Par actes sous seing privé du 21 septembre 2011, le [Localité 2] MUTUEL a également accordé à Monsieur [Z] [T] un crédit renouvelable Etalis d’un montant de 3 000 euros et un crédit intitulé passeport crédit d’un montant de 30 000 euros à des taux variables suivant la nature des utilisations.
Par jugement du tribunal de grande instance de Caen du 5 décembre 2017, Monsieur [Z] [T] a notamment été condamné à payer au [Localité 2] MUTUEL une somme de 124 970,12 euros avec intérêts au taux légal au titre du contrat du 22 janvier 2005, avec un délai de grâce de deux ans.
Le 5 janvier 2018, ce jugement a été signifié à Monsieur [Z] [T].

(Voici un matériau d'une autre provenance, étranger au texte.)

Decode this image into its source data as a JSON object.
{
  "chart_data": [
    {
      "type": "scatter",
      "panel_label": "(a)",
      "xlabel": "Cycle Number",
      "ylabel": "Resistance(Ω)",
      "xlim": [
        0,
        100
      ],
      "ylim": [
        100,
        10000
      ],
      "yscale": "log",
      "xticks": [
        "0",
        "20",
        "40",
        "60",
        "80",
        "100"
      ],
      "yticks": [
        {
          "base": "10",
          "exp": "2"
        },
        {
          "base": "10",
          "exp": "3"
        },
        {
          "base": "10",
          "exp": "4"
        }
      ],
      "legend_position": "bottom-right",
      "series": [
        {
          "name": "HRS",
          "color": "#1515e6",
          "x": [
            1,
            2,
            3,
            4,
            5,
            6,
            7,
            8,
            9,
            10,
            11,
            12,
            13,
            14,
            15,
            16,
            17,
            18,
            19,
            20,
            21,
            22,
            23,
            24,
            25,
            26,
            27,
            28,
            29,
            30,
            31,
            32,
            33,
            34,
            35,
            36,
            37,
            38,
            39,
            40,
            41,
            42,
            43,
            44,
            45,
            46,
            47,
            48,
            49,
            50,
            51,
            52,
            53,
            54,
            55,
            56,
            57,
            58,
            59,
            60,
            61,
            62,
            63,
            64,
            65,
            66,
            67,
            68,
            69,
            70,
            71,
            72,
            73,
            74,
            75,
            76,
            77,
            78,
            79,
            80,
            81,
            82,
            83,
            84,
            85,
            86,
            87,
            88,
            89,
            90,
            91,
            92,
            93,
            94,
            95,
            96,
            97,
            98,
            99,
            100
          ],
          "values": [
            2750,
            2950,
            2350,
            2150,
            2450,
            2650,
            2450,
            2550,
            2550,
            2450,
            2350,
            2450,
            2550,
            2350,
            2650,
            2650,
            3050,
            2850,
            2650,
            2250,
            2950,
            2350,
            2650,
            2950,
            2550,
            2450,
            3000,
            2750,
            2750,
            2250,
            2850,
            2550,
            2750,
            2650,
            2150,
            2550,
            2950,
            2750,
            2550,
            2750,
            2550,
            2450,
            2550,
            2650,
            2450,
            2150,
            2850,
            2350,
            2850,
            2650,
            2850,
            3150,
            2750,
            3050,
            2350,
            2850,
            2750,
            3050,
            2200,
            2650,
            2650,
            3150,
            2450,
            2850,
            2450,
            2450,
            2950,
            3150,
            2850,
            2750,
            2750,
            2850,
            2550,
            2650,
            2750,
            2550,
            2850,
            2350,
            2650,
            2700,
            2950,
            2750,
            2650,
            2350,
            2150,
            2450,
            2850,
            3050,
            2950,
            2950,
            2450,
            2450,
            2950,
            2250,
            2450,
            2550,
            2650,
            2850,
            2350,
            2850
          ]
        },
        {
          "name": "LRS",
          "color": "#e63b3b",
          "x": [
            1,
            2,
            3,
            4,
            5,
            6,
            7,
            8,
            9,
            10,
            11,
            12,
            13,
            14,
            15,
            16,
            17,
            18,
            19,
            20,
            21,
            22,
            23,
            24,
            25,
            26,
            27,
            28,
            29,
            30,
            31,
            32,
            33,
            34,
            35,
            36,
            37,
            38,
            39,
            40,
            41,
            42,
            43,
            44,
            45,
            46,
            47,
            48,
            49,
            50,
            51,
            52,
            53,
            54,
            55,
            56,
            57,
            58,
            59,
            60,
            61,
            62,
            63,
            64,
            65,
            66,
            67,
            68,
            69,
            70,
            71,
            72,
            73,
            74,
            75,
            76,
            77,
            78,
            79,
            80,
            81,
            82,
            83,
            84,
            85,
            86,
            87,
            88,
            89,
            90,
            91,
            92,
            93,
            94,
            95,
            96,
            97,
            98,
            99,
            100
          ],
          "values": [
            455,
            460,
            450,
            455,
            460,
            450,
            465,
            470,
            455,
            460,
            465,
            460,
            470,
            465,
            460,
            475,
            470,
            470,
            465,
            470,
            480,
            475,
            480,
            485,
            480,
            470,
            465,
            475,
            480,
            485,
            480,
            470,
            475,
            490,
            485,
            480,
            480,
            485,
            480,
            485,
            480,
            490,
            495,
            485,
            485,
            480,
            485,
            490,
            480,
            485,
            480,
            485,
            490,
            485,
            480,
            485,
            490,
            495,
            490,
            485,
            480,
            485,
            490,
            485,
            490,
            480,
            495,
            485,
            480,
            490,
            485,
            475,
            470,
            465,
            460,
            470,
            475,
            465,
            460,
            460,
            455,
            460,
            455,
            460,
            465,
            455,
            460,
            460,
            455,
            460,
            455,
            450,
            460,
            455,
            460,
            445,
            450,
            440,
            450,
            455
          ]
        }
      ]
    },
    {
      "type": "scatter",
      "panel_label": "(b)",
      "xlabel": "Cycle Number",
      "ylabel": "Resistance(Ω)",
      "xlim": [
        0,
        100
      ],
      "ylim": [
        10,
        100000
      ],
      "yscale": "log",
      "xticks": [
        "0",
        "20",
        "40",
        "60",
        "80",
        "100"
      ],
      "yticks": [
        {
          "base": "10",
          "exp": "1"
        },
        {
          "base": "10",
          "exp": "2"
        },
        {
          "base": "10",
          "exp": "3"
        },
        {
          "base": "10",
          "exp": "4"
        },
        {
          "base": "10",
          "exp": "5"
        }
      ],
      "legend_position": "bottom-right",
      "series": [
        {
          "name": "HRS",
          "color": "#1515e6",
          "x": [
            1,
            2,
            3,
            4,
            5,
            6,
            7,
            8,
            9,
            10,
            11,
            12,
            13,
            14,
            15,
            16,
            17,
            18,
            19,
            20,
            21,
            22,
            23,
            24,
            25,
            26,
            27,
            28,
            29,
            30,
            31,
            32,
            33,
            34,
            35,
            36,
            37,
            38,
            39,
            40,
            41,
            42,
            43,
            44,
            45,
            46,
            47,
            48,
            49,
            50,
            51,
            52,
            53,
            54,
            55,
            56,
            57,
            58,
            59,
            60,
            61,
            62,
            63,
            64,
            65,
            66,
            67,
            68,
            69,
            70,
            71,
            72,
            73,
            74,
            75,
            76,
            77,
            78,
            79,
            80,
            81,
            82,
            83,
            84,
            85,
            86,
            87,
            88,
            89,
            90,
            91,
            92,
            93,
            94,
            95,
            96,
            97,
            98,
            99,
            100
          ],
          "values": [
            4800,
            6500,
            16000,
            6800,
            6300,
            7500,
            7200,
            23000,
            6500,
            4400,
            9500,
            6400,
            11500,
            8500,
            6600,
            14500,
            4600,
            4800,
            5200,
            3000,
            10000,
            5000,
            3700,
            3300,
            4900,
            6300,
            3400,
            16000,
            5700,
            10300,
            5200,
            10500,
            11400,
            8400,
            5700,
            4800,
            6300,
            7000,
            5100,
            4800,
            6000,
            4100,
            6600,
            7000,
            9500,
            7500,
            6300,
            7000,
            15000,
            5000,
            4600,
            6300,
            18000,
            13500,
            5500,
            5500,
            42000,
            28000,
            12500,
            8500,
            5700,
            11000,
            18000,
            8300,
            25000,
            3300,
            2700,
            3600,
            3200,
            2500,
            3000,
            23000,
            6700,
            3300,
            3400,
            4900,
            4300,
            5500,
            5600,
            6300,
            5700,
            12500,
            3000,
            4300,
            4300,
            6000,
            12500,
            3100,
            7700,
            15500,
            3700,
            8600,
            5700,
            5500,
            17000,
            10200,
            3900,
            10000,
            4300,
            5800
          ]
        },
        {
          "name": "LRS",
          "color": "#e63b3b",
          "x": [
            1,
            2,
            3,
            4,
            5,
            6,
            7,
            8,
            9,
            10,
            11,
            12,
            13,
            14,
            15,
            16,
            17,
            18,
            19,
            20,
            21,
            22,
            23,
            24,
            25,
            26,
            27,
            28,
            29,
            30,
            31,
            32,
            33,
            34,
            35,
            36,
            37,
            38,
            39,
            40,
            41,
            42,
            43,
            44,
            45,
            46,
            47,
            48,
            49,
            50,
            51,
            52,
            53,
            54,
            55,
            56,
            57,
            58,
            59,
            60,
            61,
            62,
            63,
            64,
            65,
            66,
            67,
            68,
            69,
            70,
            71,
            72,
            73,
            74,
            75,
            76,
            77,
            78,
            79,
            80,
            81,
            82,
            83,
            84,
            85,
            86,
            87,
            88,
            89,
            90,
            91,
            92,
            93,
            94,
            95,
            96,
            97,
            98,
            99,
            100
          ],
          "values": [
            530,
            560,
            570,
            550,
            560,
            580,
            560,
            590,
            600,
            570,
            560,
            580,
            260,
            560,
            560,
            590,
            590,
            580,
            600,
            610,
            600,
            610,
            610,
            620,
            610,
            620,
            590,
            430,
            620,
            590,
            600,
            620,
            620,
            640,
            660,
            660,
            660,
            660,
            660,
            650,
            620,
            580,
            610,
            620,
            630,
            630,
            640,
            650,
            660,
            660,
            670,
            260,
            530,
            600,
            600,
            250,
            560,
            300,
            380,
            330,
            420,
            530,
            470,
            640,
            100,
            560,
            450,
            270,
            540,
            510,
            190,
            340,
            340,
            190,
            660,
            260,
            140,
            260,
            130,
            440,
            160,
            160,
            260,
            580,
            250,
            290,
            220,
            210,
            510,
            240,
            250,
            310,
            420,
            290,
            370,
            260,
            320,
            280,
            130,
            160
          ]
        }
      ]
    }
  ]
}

Par jugement contradictoire du 13 juin 2016, le tribunal d’instance de Caen a :
— Condamné M. [T] à payer au [Localité 2] MUTUEL la somme de 1107,21 euros avec intérêts au taux de 9,56 % à compter de la décision, au titre du contrat Etalis ;
— Condamné M. [T] à payer à au [Localité 2] MUTUEL la somme de 33 178,95 euros, avec intérêts au taux de 6,30% à compter de la décision, au titre du contrat Passeport Crédit ;
— Débouté le [Localité 2] MUTUEL de sa demande en paiement du solde du compte courant ;
— Débouté M. [T] de sa demande de délais de paiement ;
— Ordonné l’exécution provisoire ;
— Condamné M. [T] à payer au [Localité 2] MUTUEL une somme de 500 euros sur le fondement de l’article 700 du code de procédure civile ;
— Condamné M. [T] aux dépens ;
Par arrêt du 13 septembre 2018, la cour d’appel de [Localité 5] a confirmé ce jugement sauf s’agissant du rejet de la demande formée au titre du solde débiteur du compte et s’agissant du point de départ des intérêts. Sur ce point, la cour d’appel, statuant à nouveau, a notamment :
— Condamné M. [T] à payer au [Localité 2] MUTUEL la somme de 3269,12 euros augmentée des intérêts au taux légal à compter du 22 avril 2015, au titre du solde débiteur du compte ;
— Dit que les intérêts au taux de 9,56 % dus par M. [T] au [Localité 2] MUTUEL au titre du solde du crédit Etalis commenceront à courir le 14 avril 2015 sur la somme de 1000,02 euros et que le surplus des sommes dues produira intérêts au taux légal à compter du 22 avril 2015 ;
— Dit que les intérêts au taux de 6,3 % dus par M. [T] au [Localité 2] MUTUEL au titre du solde du Passeport Crédit commenceront à courir le 14 avril 2015 sur la somme de 30000 euros et que le surplus des sommes dues produira intérêts au taux légal à compter du 22 avril 2015 ;
Par acte de commissaire de justice du 29 juin 2023, le [Localité 2] MUTUEL a fait signifier à Monsieur [Z] [T] un commandement aux fins de saisie vente en vertu du jugement du 5 décembre 2017 pour une somme principale de 124 970,12 euros.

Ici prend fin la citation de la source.